If you dare to contradict your state’s anti-gun, anti-self-defense liberal orthodoxy, should you be interrogated by police?
And if you express a political viewpoint at odds with the powers that be at your public school, should you be kicked out of school—and have social workers sent to bang on your door?
Seventeen-year-old Frank Harvey of Manville, N.J., is finding himself at the center of all of these questions.
Last week, Harvey was suspended from school after he left a flash drive in a school computer that contained a video he’d made arguing that armed citizens can stop crimes and save lives.
On Monday, someone reportedly found Harvey’s flash drive, alerted the authorities, and started the wheels of the state roaring into action.
On Tuesday, Manville High School suspended Harvey and sent him home. Police questioned him about the video, but decided he’d done nothing wrong.
Nonetheless, on Wednesday, social workers from Somerset County Child Services went banging on Frank’s door, and authorities now say they won’t let him finish his senior year at the high school until he completes a five-hour psychological evaluation
“I've never been a violent person. I've never had detention in my life,” Frank told NewJersey.News12.com. “I've never been in trouble in my life.”
You can see the video here for yourself. In it, Harvey cites instances in which armed, lawful citizens stopped criminal attacks in their own homes, and shows a political cartoon that ridicules the naivety and idealism of liberals who cling to “Gun-Free Zones” as a defense against armed attack. “… I'm allowed to do my school work as long as it agrees with their point of view on an issue.” — Frank Harvey
Harvey says he made the video after having the topic approved by Rachel Gottfried, the teacher of his College and Career Readiness class, last year. What’s more, he said, he received an “A” grade for the project.

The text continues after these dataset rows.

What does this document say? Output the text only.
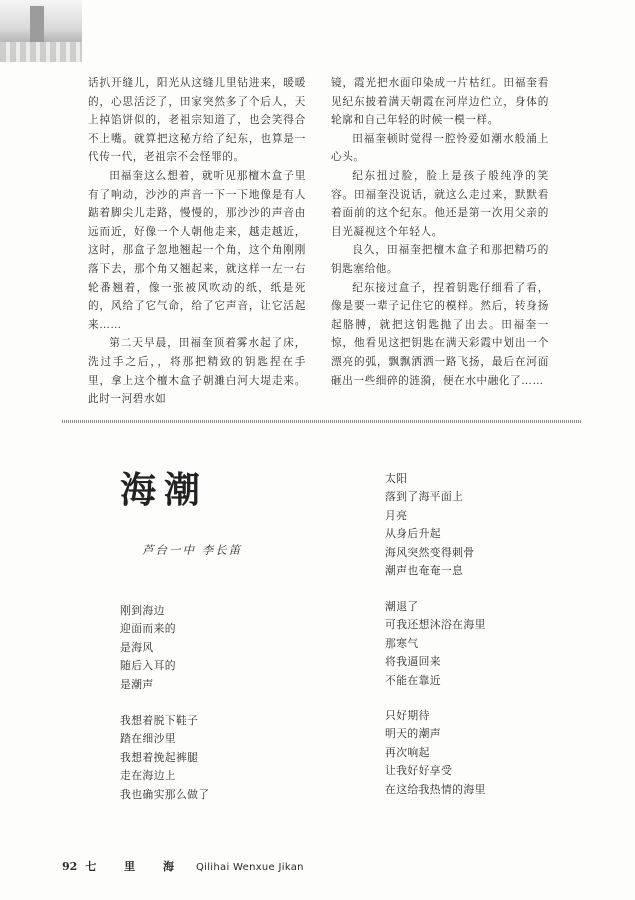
话扒开缝儿，阳光从这缝儿里钻进来，暖暖的，心思活泛了，田家突然多了个后人，天上掉馅饼似的，老祖宗知道了，也会笑得合不上嘴。就算把这秘方给了纪东，也算是一代传一代，老祖宗不会怪罪的。

田福奎这么想着，就听见那檀木盒子里有了响动，沙沙的声音一下一下地像是有人踮着脚尖儿走路，慢慢的，那沙沙的声音由远而近，好像一个人朝他走来，越走越近，这时，那盒子忽地翘起一个角，这个角刚刚落下去，那个角又翘起来，就这样一左一右轮番翘着，像一张被风吹动的纸，纸是死的，风给了它气命，给了它声音，让它活起来……

第二天早晨，田福奎顶着雾水起了床，洗过手之后，，将那把精致的钥匙捏在手里，拿上这个檀木盒子朝濉白河大堤走来。此时一河碧水如

镜，霞光把水面印染成一片枯红。田福奎看见纪东披着满天朝霞在河岸边伫立，身体的轮廓和自己年轻的时候一模一样。

田福奎顿时觉得一腔怜爱如潮水般涌上心头。

纪东扭过脸，脸上是孩子般纯净的笑容。田福奎没说话，就这么走过来，默默看着面前的这个纪东。他还是第一次用父亲的目光凝视这个年轻人。

良久，田福奎把檀木盒子和那把精巧的钥匙塞给他。

纪东接过盒子，捏着钥匙仔细看了看，像是要一辈子记住它的模样。然后，转身扬起胳膊，就把这钥匙抛了出去。田福奎一惊，他看见这把钥匙在满天彩霞中划出一个漂亮的弧，飘飘洒洒一路飞扬，最后在河面砸出一些细碎的涟漪，便在水中融化了……

海潮
芦台一中 李长笛
刚到海边
迎面而来的
是海风
随后入耳的
是潮声
我想着脱下鞋子
踏在细沙里
我想着挽起裤腿
走在海边上
我也确实那么做了
太阳
落到了海平面上
月亮
从身后升起
海风突然变得刺骨
潮声也奄奄一息
潮退了
可我还想沐浴在海里
那寒气
将我逼回来
不能在靠近
只好期待
明天的潮声
再次响起
让我好好享受
在这给我热情的海里
92 七 里 海 Qilihai Wenxue Jikan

“She said my project would be perfectly fine,” Harvey said. “I presented the video to the class and took a few questions from my classmates. My presentation went over well. The whole idea of the assignment was to expose students to an idea they hadn't considered before.”
But now, the teacher says she doesn’t remember approving the assignment.
Frank Harvey’s mother, Mary Vervan, said: “They came to my home trying to talk to my son. I was at work. I told my son they have no right to talk to him. He refused to speak with them and they left. I'm not sure why they came. The school likely sent them out because they didn't like how things have come out in the media.”
For their part, the authorities at the school appear to be both backpedaling and doubling down.
On one hand, the school superintendent, Anne Facendo, said, “The school district is not at liberty to make comment on any issue pertaining to confidential student information.”
But on the other hand, Facendo has attacked the motives and statements of Frank and his mother surrounding the school’s absurd over-reaction.
In a statement, Facendo said:
"We believe the student's family is aware of [the student privacy laws], and are taking advantage of those laws to publicize a blatantly false, one-sided account of what occurred. Under their version of events, the student was given a disciplinary suspension for merely completing a school project assigned by his teacher that expressed an unpopular viewpoint, then was required to disenroll from the district.”
Then, without saying what did happen to justify kicking Harvey out of school, siccing the cops onto him and dispatching social workers to his home, Facendo wrote, “These claims are false, and we are confident that the evidence will support the district's position ... We have nothing more to say on the matter at this time, but could not let the family's vicious personal attacks go unanswered.”
Hmmm.
Whatever the details of this story may be, it sounds like Frank is definitely getting an education—not so much on right or wrong, but on the dangers of challenging the elites, of exercising free speech that offends liberals’ delicate sensibilities, and of pointing out the dangers of gun control in a state that apparently would rather see an innocent woman murdered in her driveway than respect her God-given right to protect herself.
As Frank said, “What the response of the school tells me is that I'm allowed to do my school work as long as it agrees with their point of view on an issue.”
But he isn’t backing down. He’s decided to withdraw from the school and get his diploma on his own.
And it sounds like his mother is behind him 100 percent.
“This is harassment. I want them to leave us alone. My son is at home studying for his GED,” Mary Vervan said. “There's no reason for this. They're just harassing us. I'm not going to have my son undergo a psychological exam based on a teacher's lies. I'm not going to let them label him. I'm not going to roll over. My son and his welfare comes first.”
As for Frank Harvey, it appears he’s taking the dustup with the sort of soft-spoken, gentlemanly aplomb uncommon for a 17-year-old. “I'm surprised my project is being considered such a horrible thing,” he said, “Everyone I've spoken to feels the same way. They see my point entirely.”
Considering that this year’s presidential election is a matchup between disconnected elites who push statist, authoritarian notions of gun control on one hand, and those who respect the right of lawful people to bear arms in their own defense on the other hand, one can only hope that Harvey turns 18 in time to vote on Election Day, and that millions of like-minded honest people join him at the polls.